St. Jude Medical
St. Jude Medical (NYSE:STJ) championed newly published results from the 4-year-old study it used to back its pre-market approval application for the Trifecta heart valve in The Journal of Thoracic and Cardiovascular Surgery.
The St. Paul, Minn.-based company won FDA approval in 2011 for the Trifecta device. The 1,014-patient study behind STJ’s Trifecta PMA application had 18 patients die within 30 days and another 23 die after 31 days, according to the journal’s report, for a linearized mortality rate of 2.7% per late patient-year.
Eight patients in the study (0.8%) had strokes, 17 (1.7%) suffered reversible neurologic events and 2 (0.2%) patients developed systemic embolic events. There were no instances of early valve blood clots, inflammation or clinically significant breakdown of red blood cells. There were 16 late thromboembolic events, including 4 strokes and 12 reversible neurologic events, for a linearized rate of 1.9% per year of follow-up.
Five patients had to have their valves explanted, "including 1 structural deterioration and 4 prosthetic valve endocarditis cases," the study‘s authors wrote. "The St. Jude Medical Trifecta valve is a unique pericardial bioprosthesis with design elements that provide excellent hemodynamic performance while providing ease of implantation. Long-term follow-up continues to confirm the promising results of this innovative bioprosthesis."
St.
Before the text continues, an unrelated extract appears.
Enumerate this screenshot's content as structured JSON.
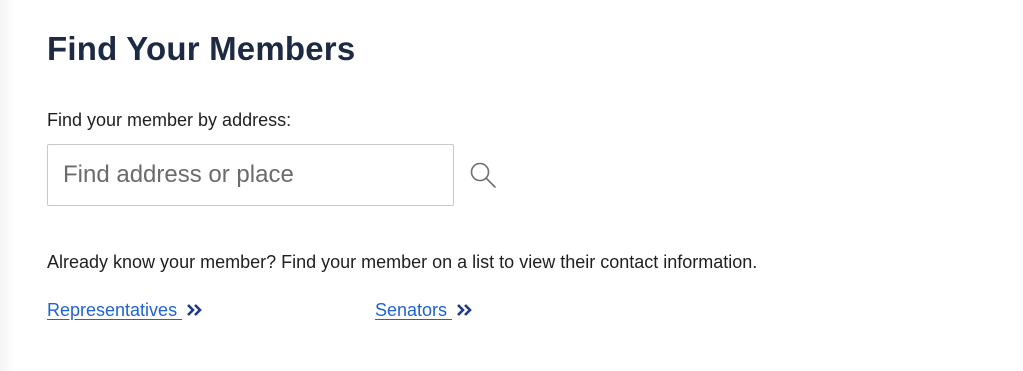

Jude won CE Mark approval in the European Union for the Trifecta valve in March 2010. The FDA approved the device in April 2011. The company launched the device in Japan last April.
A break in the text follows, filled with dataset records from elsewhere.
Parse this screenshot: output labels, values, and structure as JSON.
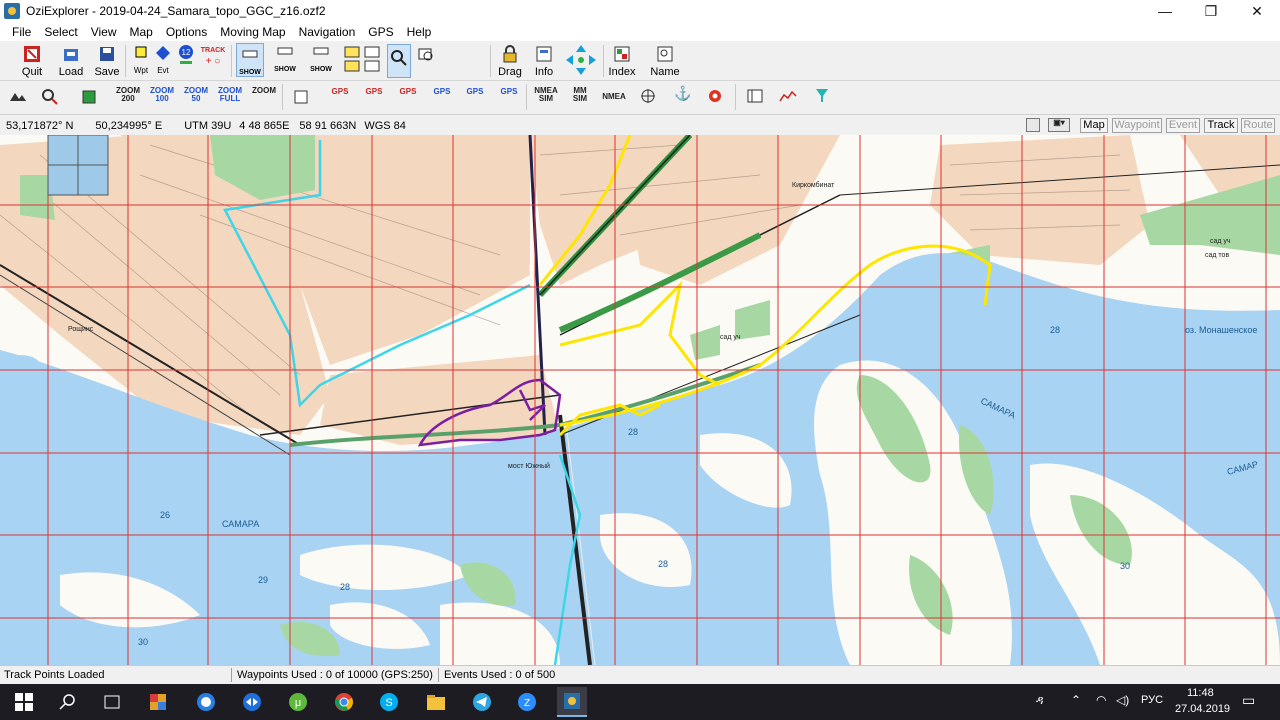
{
  "window": {
    "title": "OziExplorer - 2019-04-24_Samara_topo_GGC_z16.ozf2",
    "minimize": "—",
    "maximize": "❐",
    "close": "✕"
  },
  "menu": [
    "File",
    "Select",
    "View",
    "Map",
    "Options",
    "Moving Map",
    "Navigation",
    "GPS",
    "Help"
  ],
  "toolbar1": {
    "quit": "Quit",
    "load": "Load",
    "save": "Save",
    "wpt": "Wpt",
    "evt": "Evt",
    "track": "TRACK",
    "show": "SHOW",
    "zoom_value": "50",
    "drag": "Drag",
    "info": "Info",
    "index": "Index",
    "name": "Name"
  },
  "toolbar2": {
    "zoom200": "ZOOM\n200",
    "zoom100": "ZOOM\n100",
    "zoom50": "ZOOM\n50",
    "zoomfull": "ZOOM\nFULL",
    "zoomsel": "ZOOM",
    "gps": "GPS",
    "nmea_sim": "NMEA\nSIM",
    "mm_sim": "MM\nSIM",
    "nmea": "NMEA"
  },
  "coords": {
    "lat": "53,171872° N",
    "lon": "50,234995° E",
    "utm": "UTM  39U",
    "easting": "4 48 865E",
    "northing": "58 91 663N",
    "datum": "WGS 84"
  },
  "modes": {
    "map": "Map",
    "waypoint": "Waypoint",
    "event": "Event",
    "track": "Track",
    "route": "Route"
  },
  "map_labels": {
    "samara_river_1": "САМАРА",
    "samara_river_2": "САМАРА",
    "samara_river_3": "САМАР",
    "village": "Рощинс",
    "kombinat": "Киркомбинат",
    "bridge": "мост Южный",
    "lake": "оз. Монашенское",
    "num_26": "26",
    "num_28a": "28",
    "num_28b": "28",
    "num_28c": "28",
    "num_28d": "28",
    "num_29": "29",
    "num_30a": "30",
    "num_30b": "30",
    "sad": "сад уч",
    "sad2": "сад уч",
    "sad3": "сад тов"
  },
  "status": {
    "message": "Track Points Loaded",
    "waypoints": "Waypoints Used : 0 of 10000  (GPS:250)",
    "events": "Events Used : 0 of 500"
  },
  "taskbar": {
    "lang": "РУС",
    "time": "11:48",
    "date": "27.04.2019"
  },
  "colors": {
    "water": "#a9d3f2",
    "urban": "#f3d7bf",
    "forest": "#a7d8a4",
    "grid": "#d33",
    "track_yellow": "#ffe600",
    "track_cyan": "#3dd6e8",
    "track_purple": "#7a1fa0"
  }
}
"The Trifecta valve provides an exceptional hemodynamic profile and the strong clinical results support outstanding one-to-two-year performance data. Additionally, the valve has shown minimal leakage," lead author Dr. Joseph Bavaria of the University of Pennsylvania said in prepared remarks. "I have used this valve for more than 5 years and have found it easy to implant and very reliable, making it an excellent choice for managing patients who require valve replacement."
Neither Bavaria nor the report’s other authors disclosed any financial ties to St. Jude.
"The Trifecta valve was designed specifically to address some of the fundamental limitations of previous aortic valves," said Frank Callaghan, president of St. Jude’s cardiovascular division, in prepared remarks. "These outstanding study results offer additional evidence of the value these valves can have for patients with aortic heart disease."